Small, powerful, and oh, so healthy, these little greens are dynamite in a tiny package. Don’t let their diminutive nature fool you; microgreens are a superfood to contend with. You’ve probably seen microgreen growing kits before or spotted a tray of greens on your friend’s counter and may be wondering what the deal is with these just-sprouted seeds. Are they really as healthy as everyone claims? Should you be eating them? Read on for our favorite health benefits of microgreens and ways they can supercharge your health.
What are microgreens?
Though it is easy to confuse the two, microgreens and sprouts are different. Sprouts are newly germinated seeds that are harvested as soon as the seed sprouts but before the leaves develop. Microgreens, on the other hand, are grown from sprouts and are harvested once the leaves have developed.
Microgreens can be grown in a hydroponic container (meaning water is used instead of soil), or they can be grown traditionally in a soil tray and harvested 1-2 weeks after planting when they are around two inches tall. They are pretty foolproof and straightforward to grow even if you don’t have a green thumb.
Microgreens are their own category of the plant, but they are actually grown from vegetable seeds and just not allowed to reach maturity. For instance, common plants that are used for microgreens include:
- red pak choi
- Swiss chard
Microgreen packets will usually include a combination of seeds since each plant will produce microgreens with a different flavor, color, and texture, which keeps things interesting. Many people prefer these young greens over the actual plant because they are often loaded with even more nutrients, are usually more tender than their mature cultivars, and are easier to incorporate into your diet.
Why microgreens are good for you
Loaded with antioxidants
Since microgreens are such a concentrated source of nutrients, it makes sense that they are loaded with antioxidants. Antioxidants are a critical component of a healthy diet because they work to rid the body of free radicals that can accumulate and contribute to chronic diseases such as cancer. They are a great way to “eat the rainbow,” meaning that you will be getting an adequate amount of antioxidants from vegetables of every color in just a few bites of microgreens.
It is well known that a healthy diet full of fresh foods is one of the best ways to lower your risk of developing heart disease. However, microgreens may be even more beneficial as animal studies have shown that they may lower triglyceride and “bad” LDL cholesterol levels in the body.
Microgreens often have up to nine times higher the amount of vitamin, mineral, and antioxidant levels than the same quantity of mature greens, which is a staggering statistic considering how easy they are to eat and include in your diet. Many varieties have even been shown to contain more potassium, iron, zinc, magnesium, and copper as well.
A note on sustainability
Microgreens have gotten a lot of good press in recent years, not just for their nutritional value, but for their sustainability as well. They are super easy to grow, don’t require a ton of space, and can even be grown without soil. Setting up a microgreen growing rotation to ensure that you will have fresh microgreens at all times is incredibly simple and will allow you and your family to have fresh, homegrown vegetables all year.

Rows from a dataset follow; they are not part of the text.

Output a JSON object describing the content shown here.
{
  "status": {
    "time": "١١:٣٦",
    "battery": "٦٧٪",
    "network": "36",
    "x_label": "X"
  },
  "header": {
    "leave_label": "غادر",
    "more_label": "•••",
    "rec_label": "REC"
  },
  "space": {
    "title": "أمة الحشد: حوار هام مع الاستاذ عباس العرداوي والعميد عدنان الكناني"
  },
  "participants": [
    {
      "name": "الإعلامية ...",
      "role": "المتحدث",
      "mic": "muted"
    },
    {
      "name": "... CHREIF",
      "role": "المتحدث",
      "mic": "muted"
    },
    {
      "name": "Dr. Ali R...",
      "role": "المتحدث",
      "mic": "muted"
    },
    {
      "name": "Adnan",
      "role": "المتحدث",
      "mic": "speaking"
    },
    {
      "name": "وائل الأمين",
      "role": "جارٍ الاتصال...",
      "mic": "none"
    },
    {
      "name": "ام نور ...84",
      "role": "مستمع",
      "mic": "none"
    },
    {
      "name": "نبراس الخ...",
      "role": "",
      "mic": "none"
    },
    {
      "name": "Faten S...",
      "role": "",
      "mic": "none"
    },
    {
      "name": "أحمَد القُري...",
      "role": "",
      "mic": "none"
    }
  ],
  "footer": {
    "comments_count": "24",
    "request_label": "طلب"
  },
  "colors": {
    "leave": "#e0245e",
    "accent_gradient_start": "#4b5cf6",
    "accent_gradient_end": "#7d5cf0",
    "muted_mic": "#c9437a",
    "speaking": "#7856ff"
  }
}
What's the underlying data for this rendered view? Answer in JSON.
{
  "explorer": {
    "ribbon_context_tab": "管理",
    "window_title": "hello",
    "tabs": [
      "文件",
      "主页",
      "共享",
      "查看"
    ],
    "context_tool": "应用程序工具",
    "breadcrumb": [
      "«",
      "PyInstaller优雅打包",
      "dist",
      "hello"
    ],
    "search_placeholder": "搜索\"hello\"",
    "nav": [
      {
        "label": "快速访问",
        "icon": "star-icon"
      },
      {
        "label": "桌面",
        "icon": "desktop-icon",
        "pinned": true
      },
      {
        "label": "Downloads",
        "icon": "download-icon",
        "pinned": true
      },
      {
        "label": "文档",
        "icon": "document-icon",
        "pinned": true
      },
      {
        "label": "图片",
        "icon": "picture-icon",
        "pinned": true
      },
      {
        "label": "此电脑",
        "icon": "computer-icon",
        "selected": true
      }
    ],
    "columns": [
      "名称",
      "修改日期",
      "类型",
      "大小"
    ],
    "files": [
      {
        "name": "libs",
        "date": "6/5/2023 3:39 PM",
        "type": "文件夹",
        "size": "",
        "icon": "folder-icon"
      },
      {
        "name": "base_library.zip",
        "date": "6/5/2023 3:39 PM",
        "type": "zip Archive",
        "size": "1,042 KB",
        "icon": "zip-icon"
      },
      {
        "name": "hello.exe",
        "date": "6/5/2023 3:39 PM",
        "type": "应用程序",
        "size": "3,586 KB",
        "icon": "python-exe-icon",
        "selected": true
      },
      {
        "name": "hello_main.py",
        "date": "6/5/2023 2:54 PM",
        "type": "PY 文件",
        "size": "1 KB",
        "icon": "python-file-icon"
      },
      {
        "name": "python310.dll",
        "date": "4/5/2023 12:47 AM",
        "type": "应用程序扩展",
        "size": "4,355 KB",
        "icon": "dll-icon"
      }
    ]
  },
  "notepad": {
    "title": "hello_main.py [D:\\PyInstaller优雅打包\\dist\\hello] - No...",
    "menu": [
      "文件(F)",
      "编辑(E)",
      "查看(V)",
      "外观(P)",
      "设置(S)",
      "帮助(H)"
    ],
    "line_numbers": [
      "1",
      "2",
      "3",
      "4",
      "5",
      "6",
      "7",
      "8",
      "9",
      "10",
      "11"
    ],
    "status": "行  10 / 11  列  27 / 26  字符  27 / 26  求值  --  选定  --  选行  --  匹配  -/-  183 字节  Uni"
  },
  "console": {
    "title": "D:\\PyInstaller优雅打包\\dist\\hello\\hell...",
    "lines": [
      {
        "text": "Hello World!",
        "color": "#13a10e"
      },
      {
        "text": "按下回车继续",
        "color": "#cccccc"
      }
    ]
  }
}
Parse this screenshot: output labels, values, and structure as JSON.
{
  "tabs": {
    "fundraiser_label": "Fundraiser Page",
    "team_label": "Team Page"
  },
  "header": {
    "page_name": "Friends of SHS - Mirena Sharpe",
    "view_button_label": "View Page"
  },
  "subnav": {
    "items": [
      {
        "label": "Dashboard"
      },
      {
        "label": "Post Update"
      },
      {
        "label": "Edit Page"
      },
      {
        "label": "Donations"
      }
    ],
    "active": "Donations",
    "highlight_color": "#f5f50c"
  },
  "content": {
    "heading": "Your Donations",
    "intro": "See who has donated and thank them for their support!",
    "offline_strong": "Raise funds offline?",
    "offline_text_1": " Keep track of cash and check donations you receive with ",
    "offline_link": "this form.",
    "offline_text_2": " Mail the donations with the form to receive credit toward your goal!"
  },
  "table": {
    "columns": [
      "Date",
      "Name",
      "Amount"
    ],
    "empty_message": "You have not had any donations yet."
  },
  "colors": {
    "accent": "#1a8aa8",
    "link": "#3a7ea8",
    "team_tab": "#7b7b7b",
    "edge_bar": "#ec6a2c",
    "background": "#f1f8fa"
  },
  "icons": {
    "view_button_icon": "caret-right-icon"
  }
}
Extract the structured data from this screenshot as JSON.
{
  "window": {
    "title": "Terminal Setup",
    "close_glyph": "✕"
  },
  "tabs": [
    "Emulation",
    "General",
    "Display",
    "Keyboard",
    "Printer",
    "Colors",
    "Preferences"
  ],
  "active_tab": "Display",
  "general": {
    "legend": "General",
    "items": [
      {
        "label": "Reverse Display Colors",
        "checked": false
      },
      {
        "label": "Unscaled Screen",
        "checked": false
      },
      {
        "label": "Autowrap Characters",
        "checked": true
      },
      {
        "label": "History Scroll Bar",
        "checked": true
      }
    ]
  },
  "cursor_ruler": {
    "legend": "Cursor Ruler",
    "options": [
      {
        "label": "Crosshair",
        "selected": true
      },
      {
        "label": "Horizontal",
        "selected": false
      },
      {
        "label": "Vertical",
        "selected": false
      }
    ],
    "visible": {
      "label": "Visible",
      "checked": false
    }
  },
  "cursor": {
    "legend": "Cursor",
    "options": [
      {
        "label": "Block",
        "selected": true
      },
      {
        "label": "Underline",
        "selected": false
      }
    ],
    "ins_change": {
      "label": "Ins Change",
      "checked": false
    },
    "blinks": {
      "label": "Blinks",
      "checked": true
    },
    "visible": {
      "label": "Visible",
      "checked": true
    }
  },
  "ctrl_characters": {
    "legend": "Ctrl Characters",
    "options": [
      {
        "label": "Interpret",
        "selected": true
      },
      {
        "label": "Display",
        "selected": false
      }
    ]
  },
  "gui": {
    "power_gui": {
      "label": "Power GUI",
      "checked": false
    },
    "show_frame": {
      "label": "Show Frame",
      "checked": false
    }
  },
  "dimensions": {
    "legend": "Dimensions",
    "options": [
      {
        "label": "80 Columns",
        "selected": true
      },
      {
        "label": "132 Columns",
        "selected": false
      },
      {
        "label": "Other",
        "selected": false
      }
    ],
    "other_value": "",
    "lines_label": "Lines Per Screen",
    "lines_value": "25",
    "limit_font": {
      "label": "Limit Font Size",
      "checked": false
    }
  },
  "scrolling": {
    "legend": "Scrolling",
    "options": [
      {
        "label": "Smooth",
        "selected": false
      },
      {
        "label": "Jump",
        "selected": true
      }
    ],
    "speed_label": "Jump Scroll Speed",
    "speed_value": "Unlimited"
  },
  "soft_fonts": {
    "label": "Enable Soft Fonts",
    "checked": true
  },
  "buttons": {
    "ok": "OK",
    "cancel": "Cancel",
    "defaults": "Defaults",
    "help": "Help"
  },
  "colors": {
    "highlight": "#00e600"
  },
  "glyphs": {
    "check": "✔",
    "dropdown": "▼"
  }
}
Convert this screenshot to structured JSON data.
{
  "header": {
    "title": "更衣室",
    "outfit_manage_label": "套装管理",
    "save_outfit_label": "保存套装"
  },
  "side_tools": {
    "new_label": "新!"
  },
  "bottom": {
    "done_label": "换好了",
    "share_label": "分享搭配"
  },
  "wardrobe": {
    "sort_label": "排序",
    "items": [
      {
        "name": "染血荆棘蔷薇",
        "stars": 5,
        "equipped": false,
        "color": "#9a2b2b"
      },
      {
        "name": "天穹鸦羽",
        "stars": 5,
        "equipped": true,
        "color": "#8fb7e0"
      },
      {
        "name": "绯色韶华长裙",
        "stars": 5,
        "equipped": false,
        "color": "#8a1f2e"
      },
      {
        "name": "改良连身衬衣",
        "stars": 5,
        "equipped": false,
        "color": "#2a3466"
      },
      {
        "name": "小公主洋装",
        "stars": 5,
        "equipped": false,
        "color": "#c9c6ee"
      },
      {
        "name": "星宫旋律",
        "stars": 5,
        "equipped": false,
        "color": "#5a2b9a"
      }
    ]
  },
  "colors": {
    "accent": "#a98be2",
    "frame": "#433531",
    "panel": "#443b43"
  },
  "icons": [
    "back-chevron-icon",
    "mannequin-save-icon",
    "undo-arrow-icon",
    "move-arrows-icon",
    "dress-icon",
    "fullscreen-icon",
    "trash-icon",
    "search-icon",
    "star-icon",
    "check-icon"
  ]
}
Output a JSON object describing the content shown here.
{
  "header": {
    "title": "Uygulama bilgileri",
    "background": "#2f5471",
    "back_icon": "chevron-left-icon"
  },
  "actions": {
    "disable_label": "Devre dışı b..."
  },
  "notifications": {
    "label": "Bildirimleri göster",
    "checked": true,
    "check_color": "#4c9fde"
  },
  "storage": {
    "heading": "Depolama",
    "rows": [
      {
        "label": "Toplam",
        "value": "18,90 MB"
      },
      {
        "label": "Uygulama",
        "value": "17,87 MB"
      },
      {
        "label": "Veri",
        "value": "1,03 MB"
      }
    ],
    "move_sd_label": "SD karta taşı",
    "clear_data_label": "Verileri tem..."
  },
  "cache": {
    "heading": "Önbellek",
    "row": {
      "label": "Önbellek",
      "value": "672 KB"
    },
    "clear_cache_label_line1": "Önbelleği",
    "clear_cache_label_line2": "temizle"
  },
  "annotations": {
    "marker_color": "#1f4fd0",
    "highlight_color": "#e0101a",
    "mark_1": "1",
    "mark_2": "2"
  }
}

How to add them to your diet
Throw some microgreens into your smoothies or juices to amp up the nutritional value and allow you to eat a large amount.
Sandwiches and salads
Using microgreens on sandwiches or salads not only increases the nutrients of your lunch but will also improve the aesthetic value as well. Sprinkle some microgreens on your freshly grilled chicken and avocado wrap, and you have an eye-catching masterpiece fit for Instagram.
Use them as a garnish
Since microgreens aren’t bitter, their unique flavor can really enhance any savory dish, whether it’s warm or hot. Try using them on top of soups, stir-fries, or any of your other favorite meals.